The following is a set of Jupyter notebook tutorials which demonstrate how to use various text classification models supported by NeMo Curator. The goal of using these classifiers is to help with data annotation, which is useful in data blending for foundation model training.
Each of these classifiers are available on Hugging Face and can be run independently with the Transformers library. By running them with NeMo Curator, the classifiers are accelerated using a heterogenous pipeline setup where tokenization is run across CPUs and model inference is run across GPUs. Each of the Jupyter notebooks in this directory demonstrate how to run the classifiers on text data and are easily scalable to large amounts of data.
Before running any of these notebooks, see this Installation Guide page for instructions on how to install NeMo Curator. Be sure to use an installation method which includes GPU dependencies.

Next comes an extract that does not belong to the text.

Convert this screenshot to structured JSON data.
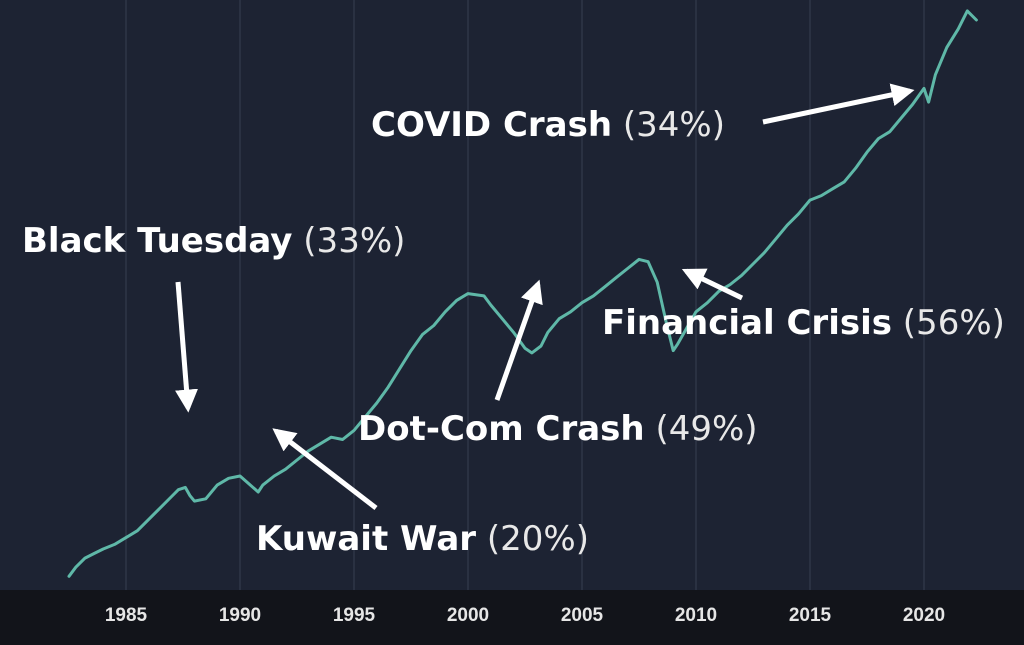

For more information about the classifiers, refer to our Distributed Data Classification documentation page.
| NeMo Curator Classifier | Description | Hugging Face Page |
|---|---|---|
AegisClassifier |
Identify and categorize unsafe content per document | nvidia/Aegis-AI-Content-Safety-LlamaGuard-Defensive-1.0 and nvidia/Aegis-AI-Content-Safety-LlamaGuard-Permissive-1.0 |
ContentTypeClassifier |
Categorize the type-of-speech per document | nvidia/content-type-classifier-deberta |
DomainClassifier |
Categorize the domain per document | nvidia/domain-classifier |
FineWebEduClassifier |
Determine the educational value per document; this model was trained using annotations from Llama 3 70B-Instruct | HuggingFaceFW/fineweb-edu-classifier |
FineWebMixtralEduClassifier |
Determine the educational value per document; this model was trained using annotations from Mixtral 8x22B-Instruct | nvidia/nemocurator-fineweb-mixtral-edu-classifier |
FineWebNemotronEduClassifier |
Determine the educational value per document; this model was trained using annotations from Nemotron-4-340B-Instruct | nvidia/nemocurator-fineweb-nemotron-4-edu-classifier |
InstructionDataGuardClassifier |
Identify LLM poisoning attacks per document | nvidia/instruction-data-guard |
MultilingualDomainClassifier |
Categorize the domain per document; supports classification in 52 languages | nvidia/multilingual-domain-classifier |
PromptTaskComplexityClassifier |
Classifies text prompts across task types and complexity dimensions | nvidia/prompt-task-and-complexity-classifier |
QualityClassifier |
Categorize documents as high, medium, or low quality | quality-classifier-deberta |
Note that all classifiers support English text classification only, except the MultilingualDomainClassifier.
Advanced users may want to integrate their own Hugging Face classifier(s) into NeMo Curator. Broadly, this requires creating a CompositeStage consisting of a CPU-based tokenizer stage and a GPU-based model inference stage. Refer to the Text Classifiers README for details about how to do this.